Porém, o ensino reflecte a vida de um país com os seus defeitos e qualidades. Se a distracção não é um crime, nem é obrigatório que as chamadas elites passem a vida numa contemplação ensimesmada da cultura clássica, com os olhos em bico sobre sonetos de Camões e de Antero, ou em acesas tertúlias musicais, cinéfilas e culturais, importa lembrar que em Portugal não há verdadeiro direito de escolha. Ao contrário do que se passa nalguns países (onde o mesmo operário que abana a perninha ao som dos diferentes "pimbas" locais pode ser simultâneamente um activo consumidor de livros e de jornais, de concertos e de óperas), em Portugal, o tal igualitarismo tem-se reflectido muito mais num percurso feito de baixo para cima, no sentido inverso aos ponteiros da Inteligência. Dito de outra forma: a música pimba e toda a cultura que gira em seu redor pode ser uma inocente manifestação trivial de insuficiência de gosto quando é encarada como mera pausa, relaxe inofensivo ou, vá lá, distracção da razão Porém, ganha um significado social profundo quando se torna cultura hegemónica e fonte principal de prazer estético para largas camadas da população que nunca tiveram acesso a outros géneros. Quando, ainda por cima, a propalada elite se torna, ela própria, mimo deste tipo de estar e de gostar, numa celeberação eufórica de uma igualdade rasteira, pde-se afirmar que a democratização deu lugar à "mediocratização", uma nova forma de domínio que se estabelece com as mãos limpas de qualquer sangue.
O Quim entrou na Aula Magna. O número de Doutores e de Engenheiros aumentou consideravelmente. Porém, o número de consumidores de jornais e de livros decresceu perigosamente.
6. Há lugar para pensar que possa ser de outra maneira? A Universidade tem de ser, deve ser, um ponto de referência, ou seja um lugar de crítica. O que dana na penetração do universo pimba no mundo da academia é o seu significado social, o sintoma que comporta enquanto corolário de uma massificação feita sem tino nem norte. Não posso acreditar numa Universidade onde as pessoas se preparem para ser meros técnicos competentes, possuidores de um jargão especializado. A Universidade deve criar espaços de resistência e padrões de exigência. A proliferação de Cine Clubes e de teatros, de grupos de música, a entrada dos estudantes nos universos da arte não pode ser uma obrigação no sentido estrito. Todavia, deve ser um acontecimento que decorre com a naturalidade própria de quem se pretende olhar a si mesmo como espaço de resistência à vulgarização. Ou será que é tudo um espelho de vaidades?

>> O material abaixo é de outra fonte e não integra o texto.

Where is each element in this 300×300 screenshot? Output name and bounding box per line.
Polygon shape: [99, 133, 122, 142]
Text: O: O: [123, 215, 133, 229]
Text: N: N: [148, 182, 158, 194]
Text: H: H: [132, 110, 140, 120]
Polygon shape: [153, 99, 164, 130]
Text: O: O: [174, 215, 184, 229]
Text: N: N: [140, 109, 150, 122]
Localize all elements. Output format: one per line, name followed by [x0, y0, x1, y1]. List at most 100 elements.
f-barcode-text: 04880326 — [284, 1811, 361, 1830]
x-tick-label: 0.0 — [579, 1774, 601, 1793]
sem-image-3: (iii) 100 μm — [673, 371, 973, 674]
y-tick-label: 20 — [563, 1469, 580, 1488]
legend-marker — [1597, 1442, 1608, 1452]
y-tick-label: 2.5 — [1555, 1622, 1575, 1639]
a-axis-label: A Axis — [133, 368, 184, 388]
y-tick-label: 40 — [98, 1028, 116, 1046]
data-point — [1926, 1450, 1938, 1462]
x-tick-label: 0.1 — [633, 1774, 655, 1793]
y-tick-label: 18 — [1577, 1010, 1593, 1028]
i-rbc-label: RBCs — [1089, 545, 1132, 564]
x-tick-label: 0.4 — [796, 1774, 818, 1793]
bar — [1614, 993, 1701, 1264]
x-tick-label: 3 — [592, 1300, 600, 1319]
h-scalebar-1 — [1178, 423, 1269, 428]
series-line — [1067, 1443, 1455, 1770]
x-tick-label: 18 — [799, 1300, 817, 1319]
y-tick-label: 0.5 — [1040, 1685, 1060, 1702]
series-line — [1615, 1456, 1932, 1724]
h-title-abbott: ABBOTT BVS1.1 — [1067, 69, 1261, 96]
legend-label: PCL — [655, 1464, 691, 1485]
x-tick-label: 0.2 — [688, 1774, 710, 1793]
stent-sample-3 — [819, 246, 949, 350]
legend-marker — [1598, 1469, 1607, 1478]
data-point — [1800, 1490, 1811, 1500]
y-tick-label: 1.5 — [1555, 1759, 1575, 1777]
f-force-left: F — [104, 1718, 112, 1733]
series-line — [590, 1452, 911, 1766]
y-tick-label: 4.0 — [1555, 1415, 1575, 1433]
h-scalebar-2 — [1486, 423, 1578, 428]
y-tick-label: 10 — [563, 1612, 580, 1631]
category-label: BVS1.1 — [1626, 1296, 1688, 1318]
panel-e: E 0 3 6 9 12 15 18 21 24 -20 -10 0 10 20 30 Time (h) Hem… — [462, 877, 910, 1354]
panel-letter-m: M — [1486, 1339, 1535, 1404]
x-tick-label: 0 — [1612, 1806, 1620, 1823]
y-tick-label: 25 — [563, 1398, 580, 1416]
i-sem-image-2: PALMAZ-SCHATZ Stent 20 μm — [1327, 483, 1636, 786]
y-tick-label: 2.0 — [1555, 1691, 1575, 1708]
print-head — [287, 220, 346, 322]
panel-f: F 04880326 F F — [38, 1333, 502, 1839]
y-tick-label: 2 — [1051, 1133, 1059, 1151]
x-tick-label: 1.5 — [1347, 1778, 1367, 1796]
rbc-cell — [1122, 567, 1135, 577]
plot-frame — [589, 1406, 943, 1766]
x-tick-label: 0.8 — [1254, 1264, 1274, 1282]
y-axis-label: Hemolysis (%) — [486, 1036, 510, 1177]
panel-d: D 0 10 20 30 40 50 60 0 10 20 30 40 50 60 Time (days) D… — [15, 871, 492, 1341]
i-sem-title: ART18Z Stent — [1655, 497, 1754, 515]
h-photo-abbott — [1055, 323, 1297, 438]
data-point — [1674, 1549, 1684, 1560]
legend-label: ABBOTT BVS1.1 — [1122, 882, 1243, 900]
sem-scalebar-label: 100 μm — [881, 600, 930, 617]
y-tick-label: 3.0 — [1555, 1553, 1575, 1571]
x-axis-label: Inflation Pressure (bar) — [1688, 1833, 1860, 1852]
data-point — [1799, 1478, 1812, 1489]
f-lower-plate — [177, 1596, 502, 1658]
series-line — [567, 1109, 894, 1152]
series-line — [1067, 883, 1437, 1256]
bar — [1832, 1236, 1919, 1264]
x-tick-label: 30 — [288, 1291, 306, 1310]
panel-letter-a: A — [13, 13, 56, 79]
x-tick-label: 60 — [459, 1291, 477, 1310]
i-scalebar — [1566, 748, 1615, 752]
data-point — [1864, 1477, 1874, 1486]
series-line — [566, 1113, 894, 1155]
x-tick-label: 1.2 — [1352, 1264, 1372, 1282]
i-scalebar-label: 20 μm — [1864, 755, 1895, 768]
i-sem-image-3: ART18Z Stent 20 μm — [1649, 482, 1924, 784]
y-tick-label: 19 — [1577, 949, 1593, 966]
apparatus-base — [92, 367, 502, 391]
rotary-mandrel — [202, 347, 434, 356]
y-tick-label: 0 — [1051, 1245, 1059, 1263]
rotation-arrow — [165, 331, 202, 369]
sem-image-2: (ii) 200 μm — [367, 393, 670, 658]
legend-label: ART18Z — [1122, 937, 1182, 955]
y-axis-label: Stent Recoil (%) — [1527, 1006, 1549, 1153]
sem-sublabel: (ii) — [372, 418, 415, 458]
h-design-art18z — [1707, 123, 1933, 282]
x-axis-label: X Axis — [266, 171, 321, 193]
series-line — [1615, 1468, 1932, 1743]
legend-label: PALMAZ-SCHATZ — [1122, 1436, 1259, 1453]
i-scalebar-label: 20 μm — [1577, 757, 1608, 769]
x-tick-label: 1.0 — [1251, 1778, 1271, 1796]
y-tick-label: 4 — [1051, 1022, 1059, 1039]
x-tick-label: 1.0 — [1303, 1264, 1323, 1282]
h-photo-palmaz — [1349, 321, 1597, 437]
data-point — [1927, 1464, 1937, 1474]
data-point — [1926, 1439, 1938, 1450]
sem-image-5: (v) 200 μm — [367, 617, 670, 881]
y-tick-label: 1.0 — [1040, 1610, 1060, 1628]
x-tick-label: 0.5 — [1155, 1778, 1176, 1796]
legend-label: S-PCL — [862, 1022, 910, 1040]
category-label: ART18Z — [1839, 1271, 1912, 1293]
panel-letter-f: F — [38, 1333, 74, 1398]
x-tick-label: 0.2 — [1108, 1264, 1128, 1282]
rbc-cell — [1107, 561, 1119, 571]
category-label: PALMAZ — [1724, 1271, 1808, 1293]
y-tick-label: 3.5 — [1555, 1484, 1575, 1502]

Nesse sentido, olho com especial curiosidade a criação do Curso de Língua e Cultura Portuguesa, enquanto pedra de base de uma futura Unidade Científica de Artes e de Letras. Há doenças que só se combatem por contágio. Cedo ou tarde, a revitalização das Universidades (que passa pelo combate à generalização da orgulhosa "cultura politécnica" que tudo permite e que medra em todos os cursos) exige o lançamento de novos anti-vírus. Espalhemo-los sem grandes ilusões, mas conscientes de que, apesar de tudo já se vai sempre um pouco tarde demais.
João Carlos Correia
Universidade da Beira Interior
PS: Alguma fúria que extravasa neste texto ascende ao tempo em que ele foi feito. (1987) Parece haver uma relativização do fenómeno pimba. Mesmo assim, nada que induza ao sosssego.